Q. I am in the process of setting up a 10-gallon tropical fish aquarium, and am trying to find some information about bala sharks. Basically, I am concerned that the aquarium will be a little too small for a bala shark. I would like to know how big the sharks get, how much and what do they eat, and whether I can keep other small cleaner fish in the aquarium with a shark.
A. I am a little confused by your wording and reference to cleaner fish. All fish that I know of that are referred to as “cleaner fish” are saltwater cleaner wrasse fish and are incompatible with the bala shark. The so-called bala shark, scientifically known as Balantiocheilus melanopterus, is an open water, free-swimming freshwater aquarium fish from the small streams and rivers of Thailand, Borneo and Sumatra. It will grow to 14 inches in length, which is far too large for your 10-gallon aquarium.
The bala shark is an easy fish to maintain and grow if it has a large enough aquarium to swim freely in and the aquarium is kept covered (this species jumps when scared or stressed). It does well in a community aquarium of similarly sized fish. Feeding is not a problem. At small sizes it is an omnivore and will eat almost any normal aquarium fish food. The bala should have some vegetable matter in its diet.
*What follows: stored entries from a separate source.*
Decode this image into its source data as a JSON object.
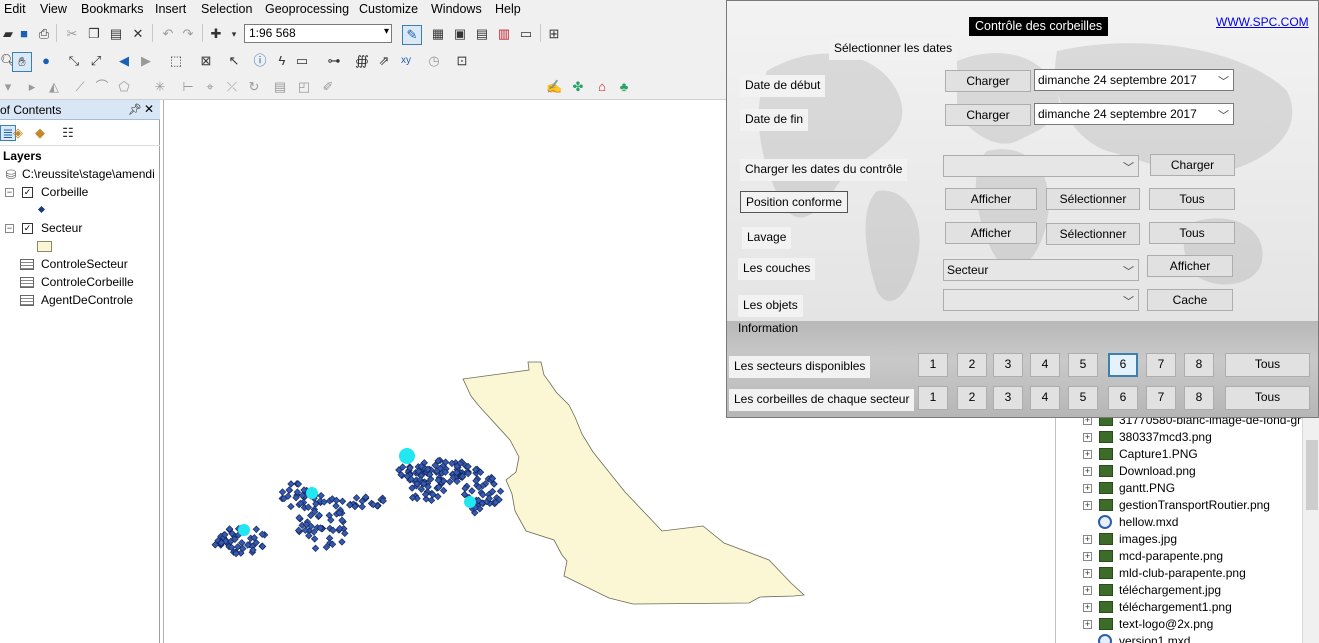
{
  "menu": [
    "Edit",
    "View",
    "Bookmarks",
    "Insert",
    "Selection",
    "Geoprocessing",
    "Customize",
    "Windows",
    "Help"
  ],
  "toolbar": {
    "scale": "1:96 568"
  },
  "toc": {
    "title": "of Contents",
    "layers_heading": "Layers",
    "path": "C:\\reussite\\stage\\amendi",
    "layers": [
      {
        "name": "Corbeille",
        "checked": true
      },
      {
        "name": "Secteur",
        "checked": true
      }
    ],
    "tables": [
      "ControleSecteur",
      "ControleCorbeille",
      "AgentDeControle"
    ]
  },
  "catalog": {
    "items": [
      {
        "name": "31770580-blanc-image-de-fond-gr",
        "type": "image"
      },
      {
        "name": "380337mcd3.png",
        "type": "image"
      },
      {
        "name": "Capture1.PNG",
        "type": "image"
      },
      {
        "name": "Download.png",
        "type": "image"
      },
      {
        "name": "gantt.PNG",
        "type": "image"
      },
      {
        "name": "gestionTransportRoutier.png",
        "type": "image"
      },
      {
        "name": "hellow.mxd",
        "type": "mxd"
      },
      {
        "name": "images.jpg",
        "type": "image"
      },
      {
        "name": "mcd-parapente.png",
        "type": "image"
      },
      {
        "name": "mld-club-parapente.png",
        "type": "image"
      },
      {
        "name": "téléchargement.jpg",
        "type": "image"
      },
      {
        "name": "téléchargement1.png",
        "type": "image"
      },
      {
        "name": "text-logo@2x.png",
        "type": "image"
      },
      {
        "name": "version1.mxd",
        "type": "mxd"
      }
    ]
  },
  "dialog": {
    "title": "Contrôle des corbeilles",
    "link": "WWW.SPC.COM",
    "select_dates": "Sélectionner les dates",
    "start_label": "Date de début",
    "end_label": "Date de fin",
    "load": "Charger",
    "start_value": "dimanche 24 septembre 2017",
    "end_value": "dimanche 24 septembre 2017",
    "load_dates_label": "Charger les dates du contrôle",
    "position_label": "Position conforme",
    "lavage_label": "Lavage",
    "couches_label": "Les couches",
    "couches_value": "Secteur",
    "objets_label": "Les objets",
    "show": "Afficher",
    "select": "Sélectionner",
    "all": "Tous",
    "cache": "Cache",
    "information": "Information",
    "sectors_label": "Les secteurs disponibles",
    "bins_label": "Les corbeilles de chaque secteur",
    "sector_numbers": [
      "1",
      "2",
      "3",
      "4",
      "5",
      "6",
      "7",
      "8"
    ],
    "selected_sector": "6"
  },
  "colors": {
    "polygon_fill": "#fbf6d4",
    "point_fill": "#3559b0",
    "highlight_point": "#22e6f0",
    "link": "#0000ee"
  }
}
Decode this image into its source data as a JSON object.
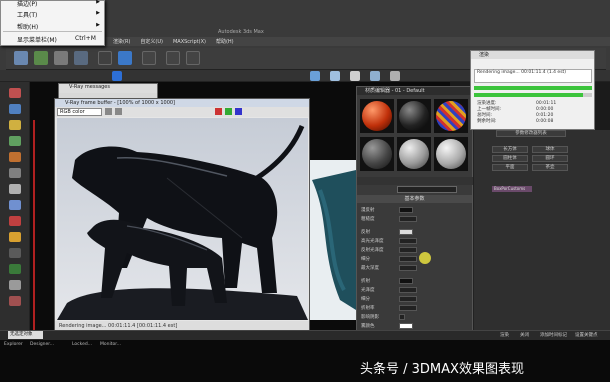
{
  "context_menu": {
    "items": [
      {
        "label": "描边(P)",
        "has_submenu": true
      },
      {
        "label": "工具(T)",
        "has_submenu": true
      },
      {
        "label": "帮助(H)",
        "has_submenu": true
      },
      {
        "label": "显示菜单栏(M)",
        "shortcut": "Ctrl+M"
      }
    ]
  },
  "app": {
    "title": "Autodesk 3ds Max",
    "menus": [
      "渲染(R)",
      "自定义(U)",
      "MAXScript(X)",
      "帮助(H)"
    ]
  },
  "vray_messages": {
    "title": "V-Ray messages"
  },
  "framebuffer": {
    "title": "V-Ray frame buffer - [100% of 1000 x 1000]",
    "channel": "RGB color",
    "status": "Rendering image... 00:01:11.4 [00:01:11.4 est]"
  },
  "material_editor": {
    "title": "材质编辑器 - 01 - Default",
    "rollout": "基本参数",
    "rows": [
      "漫反射",
      "粗糙度",
      "反射",
      "高光光泽度",
      "反射光泽度",
      "细分",
      "最大深度",
      "折射",
      "光泽度",
      "细分",
      "折射率",
      "影响阴影",
      "雾颜色"
    ]
  },
  "render_progress": {
    "title": "渲染",
    "list_text": "Rendering image... 00:01:11.4 (1.4 est)",
    "labels": [
      "渲染进度:",
      "上一帧时间:",
      "总时间:",
      "剩余时间:"
    ],
    "values": [
      "00:01:11",
      "0:00:00",
      "0:01:20",
      "0:00:08"
    ],
    "progress": [
      1.0,
      0.92
    ]
  },
  "command_panel": {
    "buttons": [
      "参数修改器列表",
      "长方体",
      "球体",
      "圆柱体",
      "圆环",
      "平面",
      "茶壶"
    ],
    "highlight": "BoxPorCustoms"
  },
  "status": {
    "selection": "无选定对象",
    "right_items": [
      "渲染",
      "关闭",
      "添加时间标记",
      "设置关键点"
    ]
  },
  "taskbar": {
    "items": [
      "Explorer",
      "Designer...",
      "Locked...",
      "Monitor..."
    ]
  },
  "watermark": "头条号 / 3DMAX效果图表现",
  "colors": {
    "progress_green": "#3cc43c",
    "accent_purple": "#6a4a6a",
    "watermark": "#ffffff"
  }
}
When the bala shark reaches maturity, about the time it reaches 9 inches in length, it begins to change its diet and will chase and eat small fish.
The term “shark,” when applied to freshwater aquarium fishes, almost always refers to ornamental fish of the family Cyprinidae (or minnow family) and implies that the species has a slightly enlarged dorsal fin that is held erect when the fish is swimming. Shark is a trade name intended to help sales.
Giving additional thought to your “cleaner fish,” I wonder if what you meant was “scavenger,” a misnomer that is frequently attached to catfish. If this is the case, then yes, you can keep catfish in with the bala. Remember, however, that you have to feed them just like the other tropical fish in the aquarium. They are not there to clean the aquarium — they are there because they are excellent aquarium fish in their own right.